La questione del potere e della rappresentanza è un tema cruciale. Qualche segnale positivo c'è. Oltre alle culture amerinde, pensiamo alla green economy di Obama o ai verdi di Cohn Bendit e Bové che in Francia sono al 16%. Ma di fatto assistiamo a un paradosso: quanto più è necessario un cambiamento radicale globale, tanto più sono scomparse le forze politiche e i pensieri politici che possono agire questo cambiamento. La morte del comunismo ha lasciato come pensiero assoluto il liberismo. Manca una terza via. La sinistra è caduta nella trappola produttivista del mito della torta sempre più grande. Ha pensato possibile un accordo con il capitale per produrre sempre di più e spartirsi le fette della torta gigante, che ingrossandosi si avvelena e ci rende tutti tossicodipendenti. Si tratta di una forma di servitù volontaria al potere del consumo e del lavoro.


La sinistra è produttivista anche perché figlia del movimento operaio, che fa del lavoro e della fabbrica un archetipo.
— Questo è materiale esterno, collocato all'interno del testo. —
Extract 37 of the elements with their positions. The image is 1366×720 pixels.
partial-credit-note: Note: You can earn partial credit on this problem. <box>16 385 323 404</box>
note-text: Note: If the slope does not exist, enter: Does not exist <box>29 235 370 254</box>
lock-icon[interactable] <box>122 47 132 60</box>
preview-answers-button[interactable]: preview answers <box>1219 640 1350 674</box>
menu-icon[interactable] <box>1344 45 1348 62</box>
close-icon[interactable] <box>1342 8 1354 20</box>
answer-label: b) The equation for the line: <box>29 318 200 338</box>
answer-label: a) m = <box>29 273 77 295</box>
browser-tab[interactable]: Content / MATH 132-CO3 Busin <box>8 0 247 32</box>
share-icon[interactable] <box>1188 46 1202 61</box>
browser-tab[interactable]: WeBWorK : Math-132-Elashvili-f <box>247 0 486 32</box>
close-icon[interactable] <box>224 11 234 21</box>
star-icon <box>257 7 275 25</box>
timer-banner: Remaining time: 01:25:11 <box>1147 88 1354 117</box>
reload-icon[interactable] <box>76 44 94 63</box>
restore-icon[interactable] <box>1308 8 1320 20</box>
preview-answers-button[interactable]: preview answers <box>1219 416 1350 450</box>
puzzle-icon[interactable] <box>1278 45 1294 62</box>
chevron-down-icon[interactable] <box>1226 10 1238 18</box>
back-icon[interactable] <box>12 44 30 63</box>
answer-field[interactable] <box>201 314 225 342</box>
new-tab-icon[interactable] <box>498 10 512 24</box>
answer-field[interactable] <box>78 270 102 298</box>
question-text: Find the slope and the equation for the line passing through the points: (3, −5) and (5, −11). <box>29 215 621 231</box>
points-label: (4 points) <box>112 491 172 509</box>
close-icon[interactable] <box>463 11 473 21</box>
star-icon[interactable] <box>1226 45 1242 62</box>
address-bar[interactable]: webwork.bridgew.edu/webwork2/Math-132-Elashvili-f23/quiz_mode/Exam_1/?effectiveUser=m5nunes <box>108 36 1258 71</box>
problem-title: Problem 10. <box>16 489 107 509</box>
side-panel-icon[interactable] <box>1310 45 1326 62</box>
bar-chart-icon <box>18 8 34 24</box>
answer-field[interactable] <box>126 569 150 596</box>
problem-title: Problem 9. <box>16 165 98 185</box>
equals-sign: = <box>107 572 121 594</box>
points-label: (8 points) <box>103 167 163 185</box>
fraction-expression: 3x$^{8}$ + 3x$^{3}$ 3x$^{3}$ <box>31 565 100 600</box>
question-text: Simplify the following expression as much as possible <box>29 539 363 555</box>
Anche i movimenti degli anni '60 hanno lottato contro l'ingiustizia economica del sistema, ma forse è mancata la coscienza della imminente catastrofe biologica del pianeta. Eppure l'ambientalismo è nato a sinistra, e fa parte della storia del movimento operaio la lotta per la riduzione dell'orario di lavoro. Come si esce da questa dicotomia?
La spartizione della torta ovviamente non è solo una questione economica ma anche di potere politico. La decrescita è anche un modo di non prestarsi al gioco della spartizione del potere. La democrazia è la forma politica del liberismo: c'è un legame stretto tra crescita infinita in economia e democrazia in politica. In questo senso la sinistra in occidente è caduta nel miraggio del potere: propone sempre più spesso solo un'alternanza di dirigenza al governo, ma non di sistema. Per questo non basta votare, delegare, bisogna essere attori, scegliere e inventare in prima persona la propria via alla decrescita.


Non mi dirà che spera in una regressione a forme di autarchia individuale.
L'uomo ha una dimensione collettiva, dunque politica. Ma la politica politicante e rappresentativa è incoerente e ipocrita. Ci vuole pratica ed etica politica, non dimenticate l'importanza della responsabilità individuale dei tossici del consumo e del lavoro.


Sì, ma c'è un altro paradosso. Stati e individui poveri vogliono diventare ricchi, non decrescere. Per molti la sua è una teoria snob: decresce chi se lo può permettere, roba da ricchi, insomma...
È vero, i paesi del sud del mondo vogliono diventare ricchi e occidentali, ma questa scelta li sta distruggendo. La scelta di muoversi in direzioni diverse è l'unica che li può e ci può salvare. E tutti la possiamo fare.